Sony Corp shareholders pressed its chief executive for a response to hedge fund Third Point's proposal for a partial spinoff of its profitable entertainment arm but Kazuo Hirai pleaded for patience as management reviews the bold plan.
Daniel Loeb, the billionaire hedge fund manager of Third Point and Sony's top shareholder, wants the electronics empire to sell to the public as much as one-fifth of its entertainment units and use the proceeds to bolster its struggling hardware divisions.
"This is a very big proposal aimed at Sony's important business," Hirai told more than 10,000 shareholders who gathered for Thursday's annual general meeting in Tokyo. "I understand this to be a very important proposal ... It not only involves what Sony is today but also what Sony should be in the future."
Loeb's suggestion, likely to stay on the radar for months, strikes at the heart of whether Sony remains both a consumer electronics maker and a provider of music, movies and TV programmes.
"Our entertainment division will remain an important part of Sony's business," Hirai said. "The board will continue to discuss Third Point's proposals and we will reach an appropriate decision."
Hirai, 53, maintained his trademark cool throughout Thursday's gathering, suppressing a laugh when a woman complimented his good looks, but left shareholders resigned that there will likely be no quick action by the company.
"He didn't answer the question of what the thinking is inside management towards Third Point's proposal," said Sony shareholder Jiro Sugiyama after the meeting.
"I understand the American shareholder's perspective but I don't think Sony's stance will change.

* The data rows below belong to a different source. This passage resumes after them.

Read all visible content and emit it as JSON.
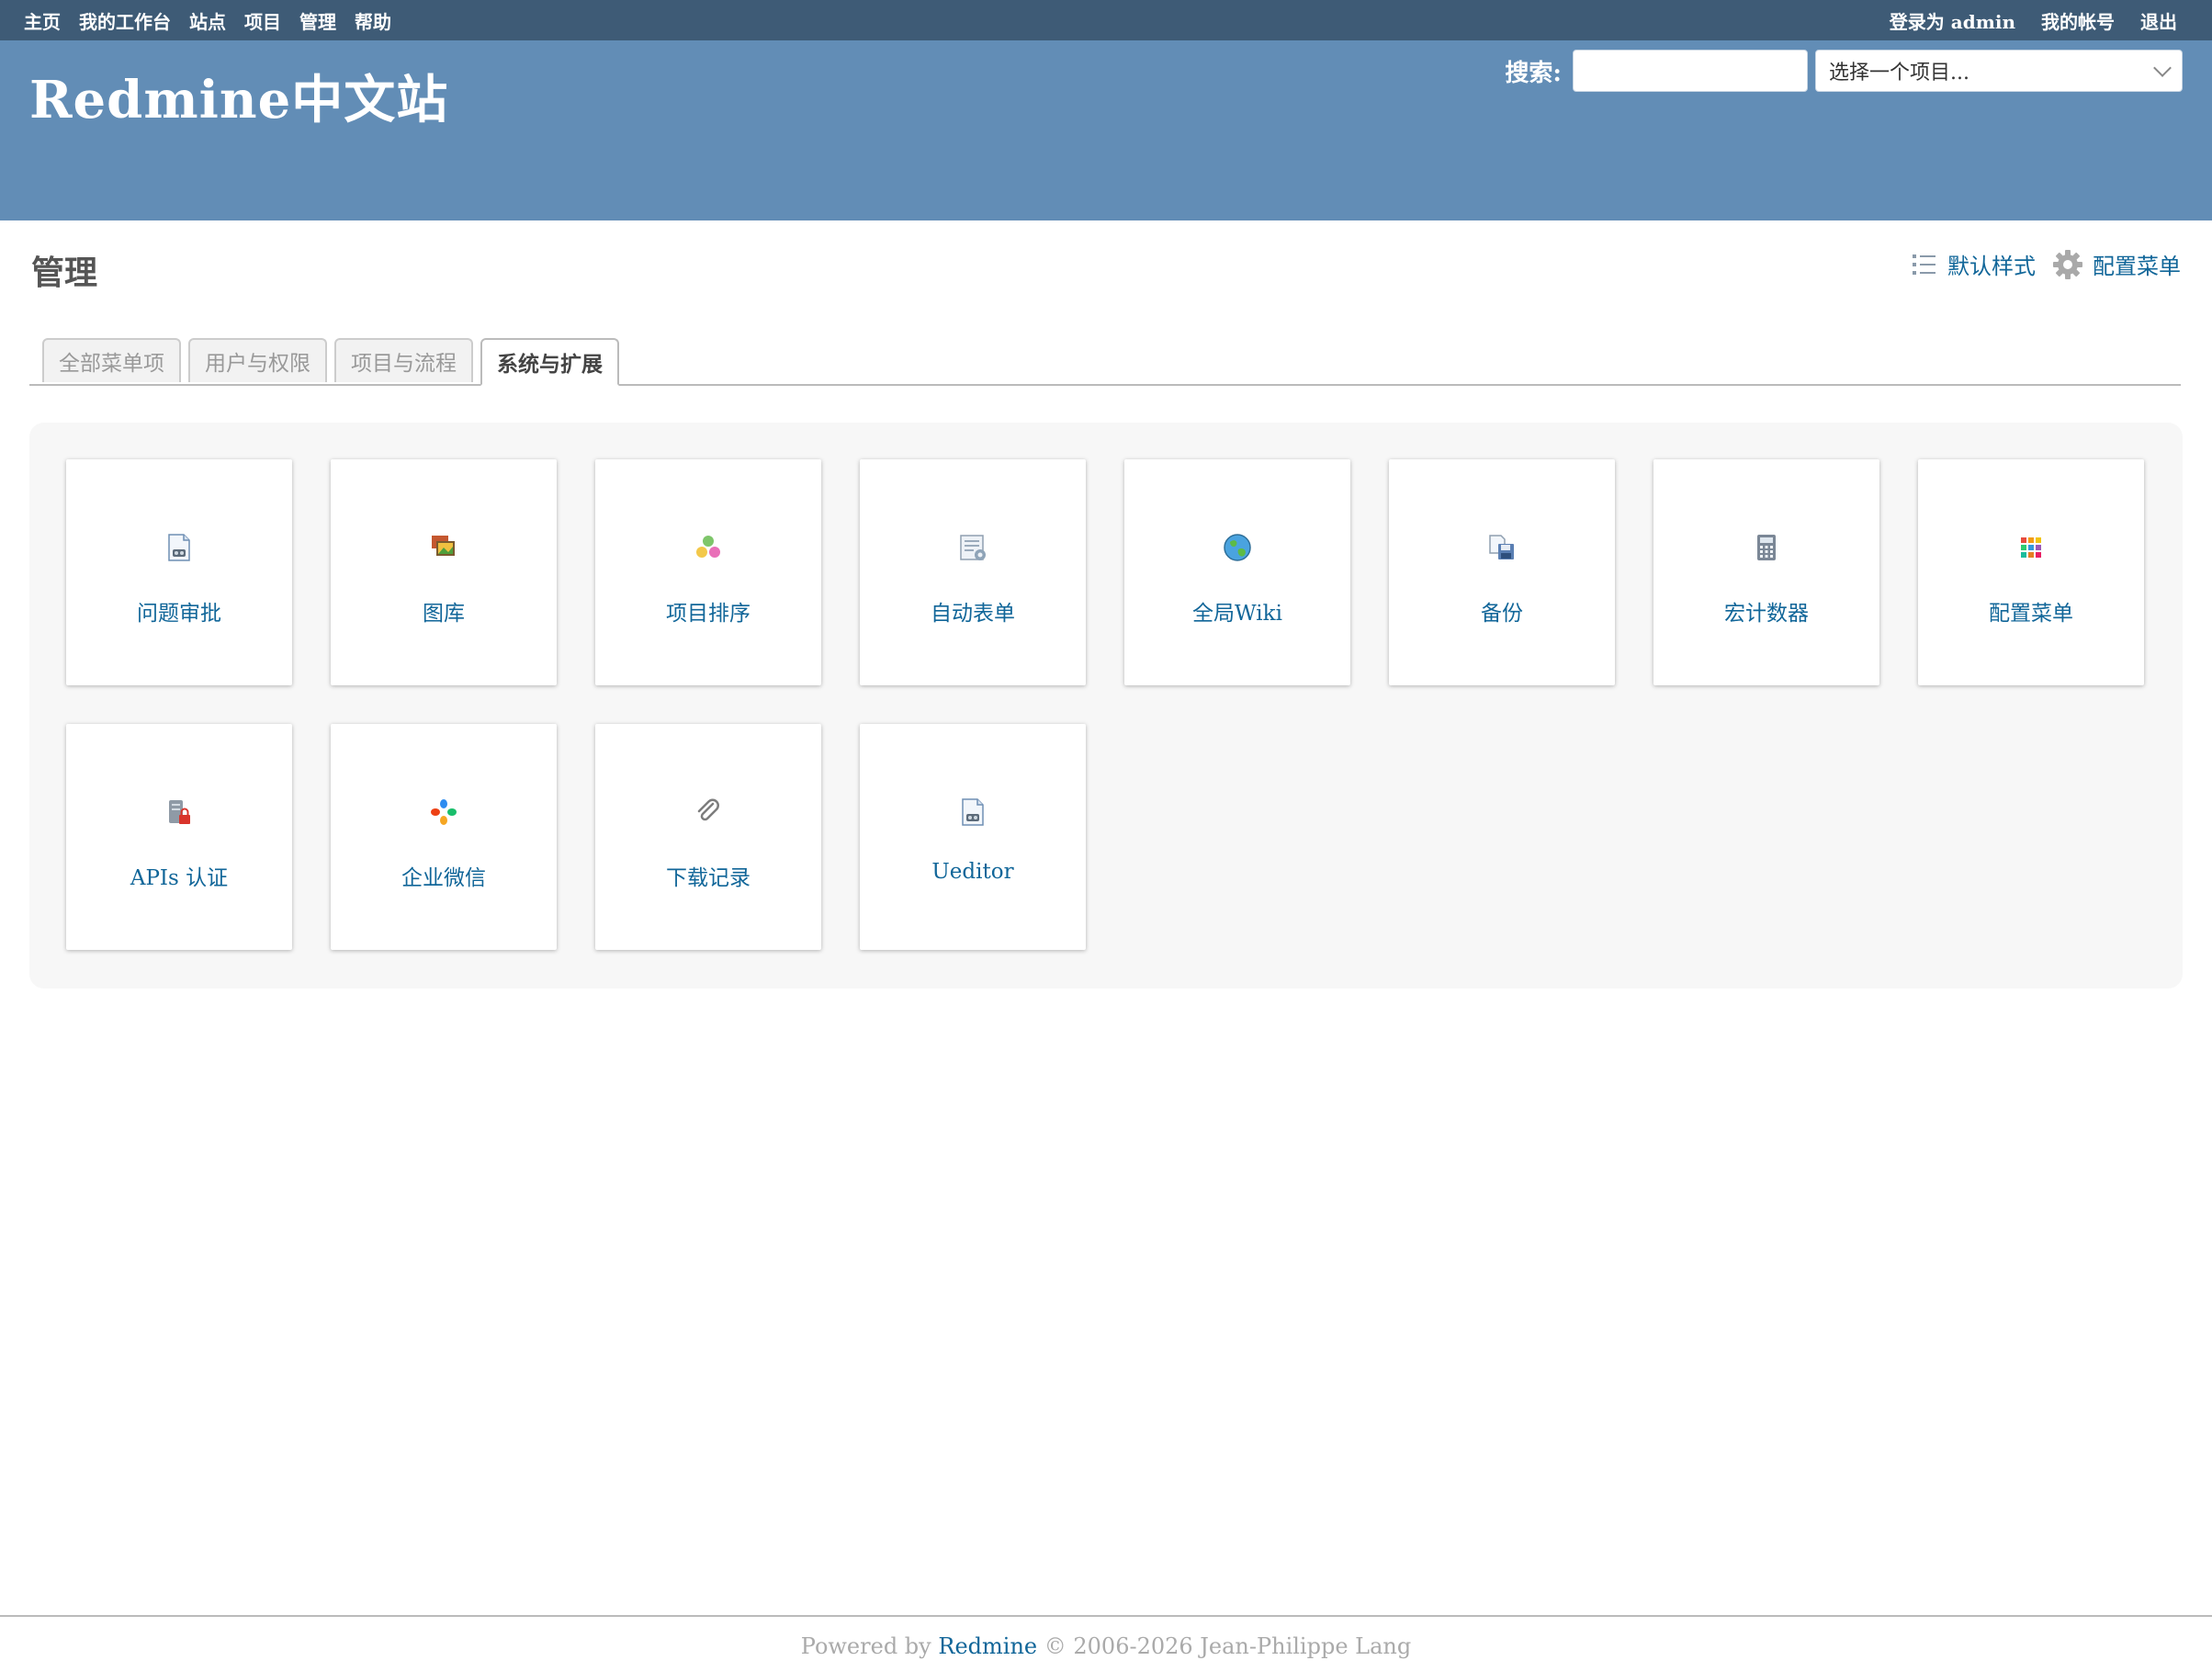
{
  "top_menu": {
    "left": [
      "主页",
      "我的工作台",
      "站点",
      "项目",
      "管理",
      "帮助"
    ],
    "logged_in_prefix": "登录为",
    "user": "admin",
    "account": "我的帐号",
    "logout": "退出"
  },
  "header": {
    "title": "Redmine中文站",
    "search_label": "搜索:",
    "search_value": "",
    "project_jump": "选择一个项目..."
  },
  "page": {
    "title": "管理",
    "contextual": [
      {
        "label": "默认样式",
        "icon": "list-icon"
      },
      {
        "label": "配置菜单",
        "icon": "gear-icon"
      }
    ],
    "tabs": [
      {
        "label": "全部菜单项",
        "selected": false
      },
      {
        "label": "用户与权限",
        "selected": false
      },
      {
        "label": "项目与流程",
        "selected": false
      },
      {
        "label": "系统与扩展",
        "selected": true
      }
    ],
    "cards": [
      {
        "label": "问题审批",
        "icon": "document-icon"
      },
      {
        "label": "图库",
        "icon": "gallery-icon"
      },
      {
        "label": "项目排序",
        "icon": "dots-icon"
      },
      {
        "label": "自动表单",
        "icon": "form-icon"
      },
      {
        "label": "全局Wiki",
        "icon": "globe-icon"
      },
      {
        "label": "备份",
        "icon": "backup-icon"
      },
      {
        "label": "宏计数器",
        "icon": "calculator-icon"
      },
      {
        "label": "配置菜单",
        "icon": "grid-icon"
      },
      {
        "label": "APIs 认证",
        "icon": "server-lock-icon"
      },
      {
        "label": "企业微信",
        "icon": "wechat-icon"
      },
      {
        "label": "下载记录",
        "icon": "paperclip-icon"
      },
      {
        "label": "Ueditor",
        "icon": "document-icon"
      }
    ]
  },
  "footer": {
    "prefix": "Powered by",
    "link": "Redmine",
    "suffix": "© 2006-2026 Jean-Philippe Lang"
  }
}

With the electronics business the way it is, the entertainment business is a money-maker and they would fear letting go of that."
Hirai said it was important for Sony's board to carefully consider the proposal and to seek outside input, without rushing for the sake of reaching a decision quickly.
Sony has long been a pillar of Japan Inc and a pioneer in the electronics industry. But it has lost market share - and its innovative edge - to aggressive foreign rivals such as South Korea's Samsung Electronics Co Ltd and Apple Inc as they churn out blockbuster products.
Although Loeb's proposal was not on the agenda for a vote at Thursday's gathering, he is expected to keep pressing his case with Sony's board and, if no action is taken, will have the right as a major shareholder to eventually call an extraordinary shareholders' meeting.
Loeb has said he wants to repeat his success last year at Yahoo Inc, which he took on in a lengthy and eventually bitter proxy fight that triggered a boardroom shakeout.
"When Loeb went after Yahoo he was pretty persistent. With Sony he's actually doing it in a rather friendly manner," said
Yasuo Sakuma, portfolio manager at Bayview Asset Management in Tokyo.
"Even if Sony doesn't separate its businesses, if its share price rises he still wins as a major stakeholder."
Loeb's $13 billion fund said this week it had increased its stake in Sony to 70 million shares, or about 7 percent.
Sony's share price was little changed after on Thursday, compared with a 1.8 percent slip in Tokyo's Nikkei benchmark. Sony's stock has gained more than 7 percent since Loeb sent his first letter to Hirai with his proposals on May 14, surging to a two-year high of 2,300 yen in the week that followed the proposals.
While a recent slide has pared the Nikkei's year-to-date gains to just 25 percent, Sony shares have more than doubled since January.